The economic outlook in Kenya has been lowered by 5.7% in 2019, a slight decrease from the estimated 5.8% growth experienced in 2018 by the World Bank.
“The medium-term growth outlook is stable but recent threats of drought could drag down growth,” the World Bank said on Tuesday while releasing its 19th Kenya Economic Update (KEU), Unbundling the Slack in Private Investment. “Risks include drought conditions that could curtail agricultural output, especially if the country’s grain-growing counties are affected.”
Stephanie W. Kimani, Research Economist, Commercial Bank of Africa collaborates this, “growth forecasts for Kenya have remained bullish with the central bank maintaining its projection for 2019 at 6.3%. Even so, downside risks have increased. A protracted dry season following delays in the onset of the long rains has diluted what had been bullish forecasts for the crucial agriculture sector with potential spill over to the agro-dependent manufacturing sector.”

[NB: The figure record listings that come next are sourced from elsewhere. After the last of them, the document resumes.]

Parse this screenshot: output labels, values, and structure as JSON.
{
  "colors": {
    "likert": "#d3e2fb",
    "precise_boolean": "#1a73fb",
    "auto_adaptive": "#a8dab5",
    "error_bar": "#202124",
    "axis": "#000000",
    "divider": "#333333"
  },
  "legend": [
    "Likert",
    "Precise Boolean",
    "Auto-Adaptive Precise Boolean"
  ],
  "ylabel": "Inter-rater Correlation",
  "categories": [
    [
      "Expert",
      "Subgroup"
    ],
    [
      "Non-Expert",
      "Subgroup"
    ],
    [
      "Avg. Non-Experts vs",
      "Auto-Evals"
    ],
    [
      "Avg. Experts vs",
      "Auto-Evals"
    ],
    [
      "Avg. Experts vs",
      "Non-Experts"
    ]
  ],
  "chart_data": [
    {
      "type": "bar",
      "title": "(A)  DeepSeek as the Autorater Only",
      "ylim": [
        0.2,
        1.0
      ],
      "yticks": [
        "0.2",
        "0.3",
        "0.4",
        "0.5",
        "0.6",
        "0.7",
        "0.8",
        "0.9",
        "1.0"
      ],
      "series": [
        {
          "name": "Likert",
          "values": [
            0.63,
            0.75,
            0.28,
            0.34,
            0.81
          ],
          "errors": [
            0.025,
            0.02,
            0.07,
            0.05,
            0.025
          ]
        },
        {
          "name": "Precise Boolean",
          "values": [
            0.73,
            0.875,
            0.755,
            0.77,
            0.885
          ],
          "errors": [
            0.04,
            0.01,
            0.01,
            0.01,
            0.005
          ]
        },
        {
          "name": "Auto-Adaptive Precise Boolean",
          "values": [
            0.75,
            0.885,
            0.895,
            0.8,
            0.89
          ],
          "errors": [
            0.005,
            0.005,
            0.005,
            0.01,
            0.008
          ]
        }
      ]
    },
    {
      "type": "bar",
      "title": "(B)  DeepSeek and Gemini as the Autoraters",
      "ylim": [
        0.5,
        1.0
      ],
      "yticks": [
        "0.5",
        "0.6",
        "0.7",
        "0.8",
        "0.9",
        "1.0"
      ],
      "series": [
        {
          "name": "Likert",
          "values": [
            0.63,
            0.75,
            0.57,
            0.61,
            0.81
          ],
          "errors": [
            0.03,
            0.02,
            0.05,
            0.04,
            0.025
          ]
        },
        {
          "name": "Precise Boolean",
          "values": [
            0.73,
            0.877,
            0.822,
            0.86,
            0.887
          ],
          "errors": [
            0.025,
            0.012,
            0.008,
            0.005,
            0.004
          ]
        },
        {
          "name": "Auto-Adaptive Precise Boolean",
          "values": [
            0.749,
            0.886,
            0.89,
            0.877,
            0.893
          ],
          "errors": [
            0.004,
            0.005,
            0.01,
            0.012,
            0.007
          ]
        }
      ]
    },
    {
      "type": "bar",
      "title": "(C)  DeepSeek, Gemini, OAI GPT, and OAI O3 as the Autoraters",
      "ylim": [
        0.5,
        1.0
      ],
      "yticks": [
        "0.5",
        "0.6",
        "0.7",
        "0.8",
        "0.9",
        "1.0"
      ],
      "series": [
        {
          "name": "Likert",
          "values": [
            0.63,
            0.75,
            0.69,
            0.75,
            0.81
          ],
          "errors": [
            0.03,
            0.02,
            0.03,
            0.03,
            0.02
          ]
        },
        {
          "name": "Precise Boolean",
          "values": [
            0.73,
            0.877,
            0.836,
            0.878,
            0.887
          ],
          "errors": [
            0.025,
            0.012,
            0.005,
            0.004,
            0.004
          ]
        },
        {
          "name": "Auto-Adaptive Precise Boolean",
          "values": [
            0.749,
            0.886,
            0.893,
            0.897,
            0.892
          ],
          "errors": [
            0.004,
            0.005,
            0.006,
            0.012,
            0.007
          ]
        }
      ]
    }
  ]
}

“This could snowball to the agro-dependent manufacturing sector and potentially the external position due to weaker exports,” she adds.
The 2019 growth projection for Kenya was revised downward further because of continued subdued private sector investment in the near-term due to diminished access to credit.
According to the World Bank, growth in 2018 was driven by favorable harvests, a resilient services sector, positive investor confidence, and a stable macroeconomic environment.
However, “The projections assume that the grain-growing regions of Kenya will receive normal rains, albeit with some delays in 2019 before normalizing over the medium term. If the March-May 2019 rains disappoint, especially for the grain-growing regions, then this could result in a further downward revision of growth for 2019 by at least 0.6% point,” said the World Bank report.
The March-April-May 2019 period has experienced delayed rains onset in many parts of the country, attributed to the Tropical Cyclone in Southern Africa.
“Delays in the long rain season and a growing need for emergency interventions to deal with food shortages is a reminder of the outstanding challenges in managing agricultural risks in Kenya,” said Felipe Jaramillo, World Bank Kenya Country Director.